The letter was faxed to the News-Miner Washington bureau Monday evening. It arrived as environmental groups and Alyeska are meeting with policy-makers in the capital to discuss renewal of the right-of-way permit for the pipeline.

An environmental impact statement on the renewal, which may outline changes that government agencies think ought to be made in the pipeline's operation, is due out in November.

The May 6, 2002, letter was written by Al Bolea, chairman of the TAPS Owners Committee, to David Wight, president of Alyeska. The owners group includes BP Exploration (Alaska) Inc., where Bolea works as president of the pipeline division, as well as Exxon Mobil, Phillips Alaska Petroleum Co., and Williams Alaska Petroleum.

Bolea said Alyeska needs to become more efficient.

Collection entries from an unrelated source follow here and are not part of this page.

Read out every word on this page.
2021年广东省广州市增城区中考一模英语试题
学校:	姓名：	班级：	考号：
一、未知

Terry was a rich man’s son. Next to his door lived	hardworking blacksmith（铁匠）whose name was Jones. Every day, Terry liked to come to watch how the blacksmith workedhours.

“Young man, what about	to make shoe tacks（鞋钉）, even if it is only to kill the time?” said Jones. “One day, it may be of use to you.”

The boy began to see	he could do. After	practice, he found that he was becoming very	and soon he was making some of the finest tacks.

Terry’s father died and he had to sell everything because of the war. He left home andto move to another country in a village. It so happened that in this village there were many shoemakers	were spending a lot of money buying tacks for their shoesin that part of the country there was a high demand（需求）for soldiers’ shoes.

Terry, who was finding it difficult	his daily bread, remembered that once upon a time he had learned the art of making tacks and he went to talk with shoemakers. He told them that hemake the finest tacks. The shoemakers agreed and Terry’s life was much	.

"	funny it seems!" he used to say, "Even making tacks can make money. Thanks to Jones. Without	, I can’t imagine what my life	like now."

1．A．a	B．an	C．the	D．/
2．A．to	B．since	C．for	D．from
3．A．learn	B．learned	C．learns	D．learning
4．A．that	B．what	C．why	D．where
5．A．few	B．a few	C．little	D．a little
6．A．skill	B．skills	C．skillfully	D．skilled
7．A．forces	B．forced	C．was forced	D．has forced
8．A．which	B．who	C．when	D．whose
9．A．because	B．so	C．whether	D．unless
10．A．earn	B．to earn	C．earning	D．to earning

''We encourage Alyeska to set a stretch objective of completing the proposed programs at 90 percent of funding,'' Bolea wrote. ''We would like to emphasize that we are looking for the efficiency of overall spending, rather than changes in the scope of work.''

Mike Heatwole, spokesman for Alyeska, said the letter reflects nothing more than the desire of the owners, like the owners of any company, to keep costs down. That effort benefits not just the companies but also Alaska state government's treasury, he noted. The cost of transporting oil to market via the pipeline and tankers is deducted from the value of the oil before state taxes and royalties are calculated.

''Every dollar that we can save as an operation is worth 25 cents to the state of Alaska,'' Heatwole said. ''The pipeline is one aspect of Alaska's energy delivery system and anything we can do to be cost-conscious and get efficiency is beneficial to us, to the state and to the owner companies.''

The request from the owner companies to keep costs to 90 percent of what has been budgeted is a general goal, not a hard order, which is why it was called a ''stretch objective,'' Heatwole said.

Longtime Alyeska critic Richard Fineberg of Ester said the letter's contents appear to confirm what some environmental organizations have alleged -- that owner pressures are pushing Alyeska to cut too many corners on pipeline maintenance.

Alyeska will spend roughly $200 million on maintenance this year, one of the highest yearly totals since the pipeline was finished in 1977.